Some of the brightest minds in the online conservative movement — John Hawkins, Patrick Ruffini and Mark Tapscott — are discussing what it would take to build a "rightroots" movement, aimed at replicating the political activism of the left "netroots." As Patrick makes clear in a further post, this is not about building a partisan shilling machine (if it was, the effort would deserve to fail), but about a grassroots-driven insurgency and about harnessing ideological lightning (of which lots more later) to power the political world.
This is a worthy effort. They are right to say that the right is having its clock cleaned electorally as a result of the online community's deficiencies in the areas of fundraising and online activism, yet I think there are two more important problems identified. First, as Mark points out, the net holds massive promise for investigative journalism, a point that Paul Chesser of the Carolina Journal has made repeatedly; look at his revelations about the Center for Climate Strategies and the way leftist donors have used it to impose alarmist global warming policies on governors around the country. Meanwhile, here at CEI, we established the Warren Brookes Fellowship to keep alive the tradition of a great columnist who never let opinion or prejudice get in the way of fact. And in the UK, it is conservative and libertarian bloggers who have often pushed against the Labour government when the official opposition was too timid to do so. Guido Fawkes is a great example.
The second problem is identified well by John:
Just to give you an example of what I'm talking about, here's a generic conversation, some variation of which I've had with different congressional aides at least half-a-dozen times over the last four years.
Anonymous Aide: Hawkins, I want to ask your advice.
John Hawkins: Shoot.
Anonymous Aide: We're thinking about doing idea x.
John Hawkins: Are you out of your mind? That's going to be a disaster!
Anonymous Aide: Well, they've already decided to do it. How do we sell it to the bloggers?
John Hawkins: You're asking me whether you should put mayonnaise or mustard on a sh*t sandwich. I can give you some advice, but it's not going to go over well no matter how you spin it.
John is right. The net provides the single best method yet devised of allowing the individual supporter into the messy business of policy formulation. Again, a look across the pond is valuable. The Conservatives in Britain have realized exactly that — ConservativeHome has become a sort of guardian of the Tory conscience, where individual party members have their say on emerging policy issues. The Party's guarded retreat from the excesses of greenery and the re-emergence of tax as a defining issue have in some degree or another been driven by net-based activism. One might even suggest that the era of the political consultant or guru is over. Creative destruction in action!
Yet I think there is a third opportunity the broader "right" movement is not availing itself of. When it comes down to it, all political debates are about policy. Occasionally an individual candidate might win initially on the force of charisma, but even he has to have some policies if he wants to win re-election. The war of ideas has to be won, whether it be in colleges, on the doorstep or when conversing with the plumber. People need intellectual ammunition, and that is something that goes way beyond the punditry that most people think of when they consider the conservative movement.

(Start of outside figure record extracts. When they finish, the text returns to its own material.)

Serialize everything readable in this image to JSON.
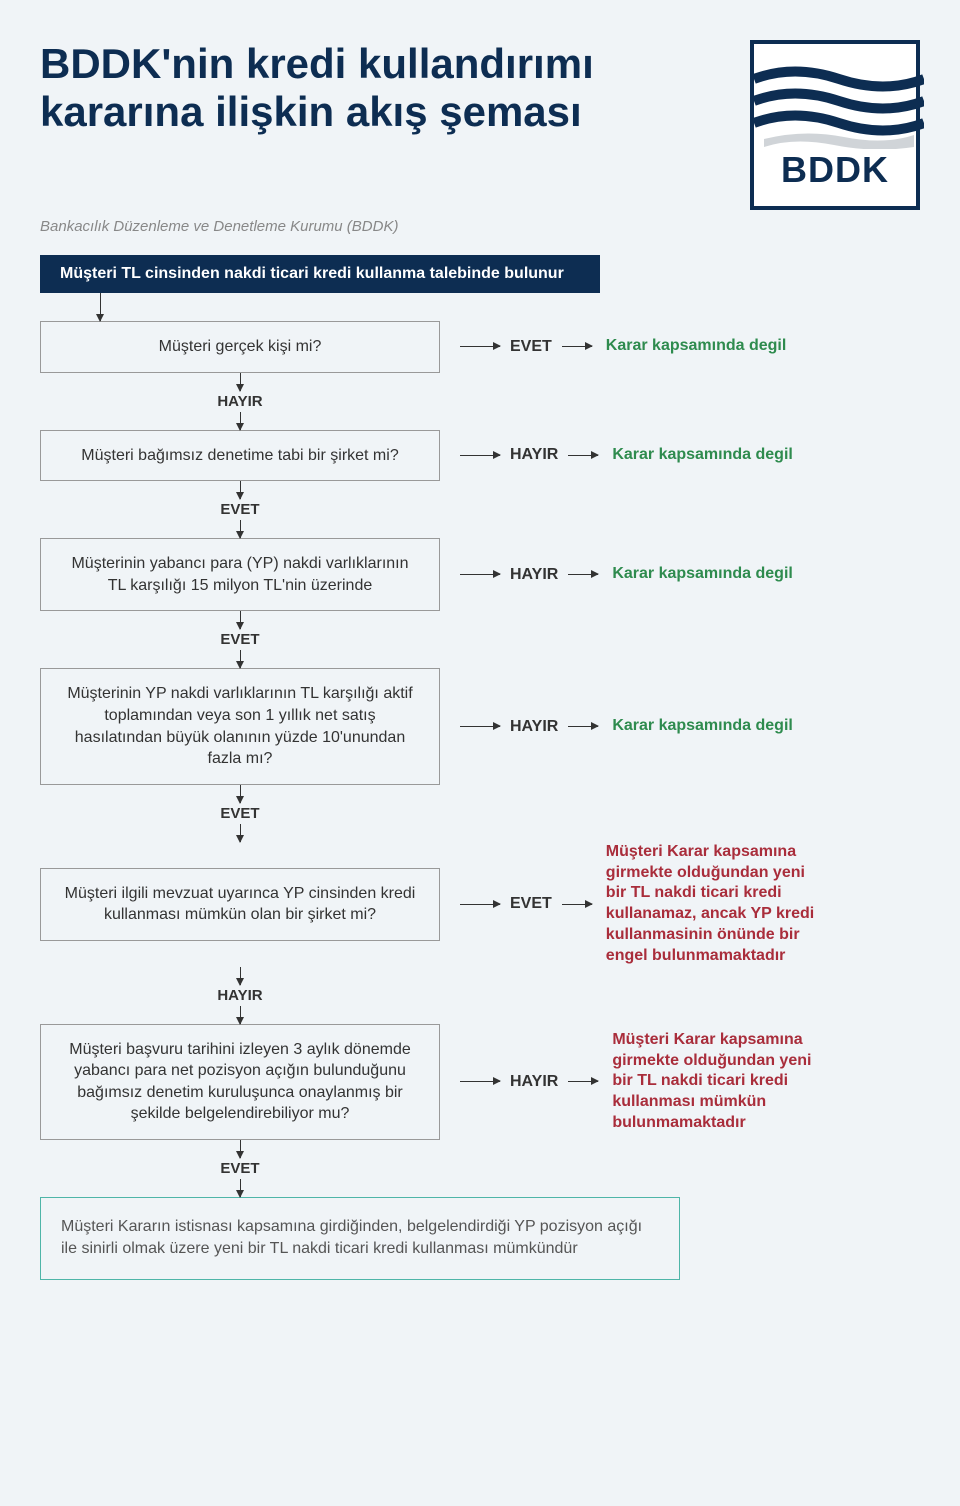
{
  "title": "BDDK'nin kredi kullandırımı kararına ilişkin akış  şeması",
  "subtitle": "Bankacılık Düzenleme ve Denetleme Kurumu (BDDK)",
  "logo_text": "BDDK",
  "start": "Müşteri TL cinsinden nakdi ticari kredi kullanma talebinde bulunur",
  "labels": {
    "yes": "EVET",
    "no": "HAYIR"
  },
  "results": {
    "out_of_scope": "Karar kapsamında degil",
    "red1": "Müşteri Karar kapsamına girmekte olduğundan yeni bir TL nakdi ticari kredi kullanamaz, ancak YP kredi kullanmasinin önünde bir engel bulunmamaktadır",
    "red2": "Müşteri Karar kapsamına girmekte olduğundan yeni bir TL nakdi ticari kredi kullanması mümkün bulunmamaktadır"
  },
  "questions": {
    "q1": "Müşteri gerçek kişi mi?",
    "q2": "Müşteri bağımsız denetime tabi bir şirket mi?",
    "q3": "Müşterinin yabancı para (YP) nakdi varlıklarının TL karşılığı 15 milyon TL'nin üzerinde",
    "q4": "Müşterinin YP nakdi varlıklarının TL karşılığı aktif toplamından veya son 1 yıllık net satış hasılatından büyük olanının yüzde 10'unundan fazla mı?",
    "q5": "Müşteri ilgili mevzuat uyarınca YP cinsinden kredi kullanması mümkün olan bir şirket mi?",
    "q6": "Müşteri başvuru tarihini izleyen 3 aylık dönemde yabancı para net pozisyon açığın bulunduğunu bağımsız denetim kuruluşunca onaylanmış bir şekilde belgelendirebiliyor mu?"
  },
  "final": "Müşteri Kararın istisnası kapsamına girdiğinden, belgelendirdiği YP pozisyon açığı ile sinirli olmak üzere yeni bir TL nakdi ticari kredi kullanması mümkündür",
  "colors": {
    "navy": "#0d2d52",
    "bg": "#f0f4f7",
    "green": "#2e8b4e",
    "red": "#a92d3b",
    "teal": "#4fb5a8"
  },
  "steps": [
    {
      "q": "q1",
      "branch": "yes",
      "down": "no",
      "result": "out_of_scope",
      "rclass": "green"
    },
    {
      "q": "q2",
      "branch": "no",
      "down": "yes",
      "result": "out_of_scope",
      "rclass": "green"
    },
    {
      "q": "q3",
      "branch": "no",
      "down": "yes",
      "result": "out_of_scope",
      "rclass": "green"
    },
    {
      "q": "q4",
      "branch": "no",
      "down": "yes",
      "result": "out_of_scope",
      "rclass": "green"
    },
    {
      "q": "q5",
      "branch": "yes",
      "down": "no",
      "result": "red1",
      "rclass": "red"
    },
    {
      "q": "q6",
      "branch": "no",
      "down": "yes",
      "result": "red2",
      "rclass": "red"
    }
  ]
}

Now, when it comes to the free-market intellectual element of the right, I'd suggest that quite a few of us are estranged from the broader conservative movement at the moment. There's only so much betrayal people can take, after all. That's why I suggest that all of us in that group start looking at setting up a FreeRoots movement. Its aim would be to win the battle of ideas for liberty online, using values-based communication and providing all sorts of intellectual ammunition from small rounds to heavy ordnance. Conservatives can avail themselves of it or not, but we'll supply it to anyone willing to fight for liberty. Take a look at BeyondBailouts.org for an example of how this can come together. Obviously, the creation and crafting of ideas takes money, so there would have to be fundraising involved, but it would also be interactive, because you don't win the war of ideas if nobody fires your intellectual ammo (okay, I'll drop that analogy now).
The fact is that this should be an easy battle to win (sorry!). The statists are the ones who are what JK Galbraith, that great statist, would call "bookless" right now. Who is the great theoretician everyone on the left is invoking? John Maynard Keynes, d.1946. Sure, there are people like Thomas Friedman, with his Code Green theory-of-everything, but anyone who advanced that theory as a serious political platform would get laughed out of the agora. Capitalism and the free-market have been twirled dizzy by spin and got hit by a swinging political pendulum. Yet all the serious economic arguments about what really caused the current mess recognize the preponderant effects of government intervention. What's needed is a movement and a vehicle to push these arguments out to the demos, the way Buckley and Reagan did with their similar arguments in the 70s and 80s. Bureaucrash is, of course, already doing that in colleges and with young people. A FreeRoots movement could do it in a much broader sense.
As Fred Smith says, the challenge is to make good policy good politics. Just because we're right, doesn't mean we have to lose.
UPDATE: Chris asks below what form this would take. Good question. Are we just going to copy the left? I hope not. Innovation is needed, so any and all ideas gratefully accepted. Feel free to chime in below.